On a quiet Monday in mid-March 2026, the East African Development Bank decided it was time to clear the air. For days, people across Kenya had been talking about a messy financial dispute involving one of the bank’s borrowers.
Much of the chatter, the bank said, was not true. So they put out a straightforward statement from their headquarters in Kampala, sharing the real timeline based on court records everyone can check.
It all started more than a decade ago, in April 2015. A Kenyan company called Dari Limited signed a loan agreement with the EADB for just over nine million US dollars. Both sides had lawyers at the table, and everyone agreed on the terms.
To back the loan, the company’s shareholders and directors put up several properties they owned in Nairobi. These were officially registered as security for the bank.
The money was released in July 2015, once the paperwork was complete. For a while, things seemed fine. But by the middle of 2016, payments stopped coming. The bank sent reminder letters in November 2017. They were ignored. After trying everything reasonable, the EADB had no choice but to go to court.
The loan papers clearly said any dispute would be handled under English law in the High Court in London.
So that’s where the bank filed its case. In June 2019, the English court ruled in the bank’s favour, ordering Dari Limited to pay more than fifteen million dollars – the original amount plus all the interest and penalties that had grown over time. Kenyan courts later accepted that judgment too: the High Court in Nairobi confirmed it in February 2020, and the Court of Appeal backed it up in April 2023.

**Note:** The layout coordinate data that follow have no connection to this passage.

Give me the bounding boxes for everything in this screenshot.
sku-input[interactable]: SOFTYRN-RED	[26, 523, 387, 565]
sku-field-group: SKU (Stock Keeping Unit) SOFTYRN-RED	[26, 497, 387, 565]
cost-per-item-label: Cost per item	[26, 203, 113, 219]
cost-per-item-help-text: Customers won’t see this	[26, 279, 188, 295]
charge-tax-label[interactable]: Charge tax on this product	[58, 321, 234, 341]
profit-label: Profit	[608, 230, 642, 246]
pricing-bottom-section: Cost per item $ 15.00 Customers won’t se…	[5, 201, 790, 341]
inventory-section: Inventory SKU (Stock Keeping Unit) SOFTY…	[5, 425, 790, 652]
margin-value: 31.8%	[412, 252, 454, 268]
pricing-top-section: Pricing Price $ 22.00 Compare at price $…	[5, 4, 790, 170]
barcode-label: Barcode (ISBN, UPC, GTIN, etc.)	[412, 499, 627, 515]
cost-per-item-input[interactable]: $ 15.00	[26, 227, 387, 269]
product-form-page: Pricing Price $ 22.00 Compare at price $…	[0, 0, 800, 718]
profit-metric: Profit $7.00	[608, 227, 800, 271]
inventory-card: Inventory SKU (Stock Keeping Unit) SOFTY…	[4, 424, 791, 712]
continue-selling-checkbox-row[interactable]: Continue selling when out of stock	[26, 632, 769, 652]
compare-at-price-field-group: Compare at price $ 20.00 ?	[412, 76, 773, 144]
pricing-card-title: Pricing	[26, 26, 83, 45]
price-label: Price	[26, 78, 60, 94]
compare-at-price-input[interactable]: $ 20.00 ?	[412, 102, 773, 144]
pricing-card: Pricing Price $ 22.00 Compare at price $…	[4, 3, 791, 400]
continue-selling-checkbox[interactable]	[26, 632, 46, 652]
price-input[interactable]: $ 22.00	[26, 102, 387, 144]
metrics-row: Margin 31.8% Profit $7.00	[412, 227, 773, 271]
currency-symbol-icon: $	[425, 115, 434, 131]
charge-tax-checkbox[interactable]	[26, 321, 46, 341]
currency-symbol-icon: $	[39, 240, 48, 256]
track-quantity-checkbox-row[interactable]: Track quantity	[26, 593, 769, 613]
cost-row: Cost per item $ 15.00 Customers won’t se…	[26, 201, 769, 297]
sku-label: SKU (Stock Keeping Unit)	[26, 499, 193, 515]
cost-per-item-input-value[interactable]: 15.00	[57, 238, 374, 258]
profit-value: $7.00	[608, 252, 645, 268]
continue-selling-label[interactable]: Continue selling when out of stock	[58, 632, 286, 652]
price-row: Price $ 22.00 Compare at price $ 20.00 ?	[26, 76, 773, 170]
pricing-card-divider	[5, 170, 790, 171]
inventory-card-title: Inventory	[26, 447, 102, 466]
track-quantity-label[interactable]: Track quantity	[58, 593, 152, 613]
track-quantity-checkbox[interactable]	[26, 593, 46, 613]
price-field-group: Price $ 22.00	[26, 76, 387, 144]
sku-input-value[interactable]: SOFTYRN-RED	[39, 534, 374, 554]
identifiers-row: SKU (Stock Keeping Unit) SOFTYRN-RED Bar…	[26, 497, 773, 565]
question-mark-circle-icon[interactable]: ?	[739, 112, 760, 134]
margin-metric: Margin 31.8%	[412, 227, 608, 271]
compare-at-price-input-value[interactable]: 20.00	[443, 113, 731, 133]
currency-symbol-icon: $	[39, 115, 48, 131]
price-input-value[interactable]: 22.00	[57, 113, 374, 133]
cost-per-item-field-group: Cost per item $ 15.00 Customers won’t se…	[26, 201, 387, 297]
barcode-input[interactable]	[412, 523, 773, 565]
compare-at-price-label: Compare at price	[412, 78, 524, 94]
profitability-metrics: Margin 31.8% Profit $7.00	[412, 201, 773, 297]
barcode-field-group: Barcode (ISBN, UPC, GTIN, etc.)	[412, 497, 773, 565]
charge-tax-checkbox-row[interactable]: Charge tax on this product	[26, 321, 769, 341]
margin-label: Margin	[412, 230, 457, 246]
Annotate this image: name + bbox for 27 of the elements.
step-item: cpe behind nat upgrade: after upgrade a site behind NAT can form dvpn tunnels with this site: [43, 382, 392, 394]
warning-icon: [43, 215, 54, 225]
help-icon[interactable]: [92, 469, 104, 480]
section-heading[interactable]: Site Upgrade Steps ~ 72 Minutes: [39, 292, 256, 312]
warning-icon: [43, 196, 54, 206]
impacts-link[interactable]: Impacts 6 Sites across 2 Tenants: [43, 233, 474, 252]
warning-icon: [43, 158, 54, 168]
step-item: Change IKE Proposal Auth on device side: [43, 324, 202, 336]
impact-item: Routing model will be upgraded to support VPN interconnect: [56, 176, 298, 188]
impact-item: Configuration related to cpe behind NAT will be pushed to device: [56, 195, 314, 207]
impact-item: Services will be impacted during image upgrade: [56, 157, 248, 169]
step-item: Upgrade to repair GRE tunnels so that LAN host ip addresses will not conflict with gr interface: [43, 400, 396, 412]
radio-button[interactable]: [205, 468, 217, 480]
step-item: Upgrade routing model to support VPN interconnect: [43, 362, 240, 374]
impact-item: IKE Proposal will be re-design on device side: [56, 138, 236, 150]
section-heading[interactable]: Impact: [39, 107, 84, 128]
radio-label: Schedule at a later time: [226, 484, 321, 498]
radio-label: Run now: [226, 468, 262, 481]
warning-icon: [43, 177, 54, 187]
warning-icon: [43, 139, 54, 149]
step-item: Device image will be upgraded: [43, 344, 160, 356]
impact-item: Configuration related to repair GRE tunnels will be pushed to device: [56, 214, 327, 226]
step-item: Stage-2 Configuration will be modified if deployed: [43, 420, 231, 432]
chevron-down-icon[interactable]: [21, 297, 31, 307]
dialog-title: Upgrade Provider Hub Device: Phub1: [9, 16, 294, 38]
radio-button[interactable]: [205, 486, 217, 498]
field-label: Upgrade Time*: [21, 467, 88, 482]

Throughout those long seven years of legal steps, the bank says it never once received a realistic or properly documented offer to repay the debt, no matter what some people have claimed in public.
With the courts on its side, the EADB moved forward under the original security agreement. In October 2024, it sold one of the pledged properties along Ngong Road at public auction. Every legal step was followed, the highest bidder won fairly, and – importantly – no court order was in place to stop the sale at the time.
After the auction, Dari Limited went back to court. The company sued the bank and the people who handled the sale, complaining mainly about how the property had been valued. A temporary order was granted, but it could only apply to properties that hadn’t yet been sold. Then, on 9 March 2026, the High Court in Nairobi made its final call: it dismissed the whole case and lifted the temporary orders.
In its statement, the bank steps back from what it describes as a noisy public drama full of twisted facts. It simply wants to stick to the rules everyone signed up for – the original loan agreement, its own clear policies, and the decisions already made by the courts. “There must be finality of court matters,” the statement quietly reminds everyone.
The East African Development Bank has been around since 1967, helping businesses across Kenya, Uganda, Tanzania and Rwanda grow and create jobs. Its job is to support real development in the region, and it handles these situations the same way any responsible lender would – by following the law and protecting the funds that belong to its member countries and partners.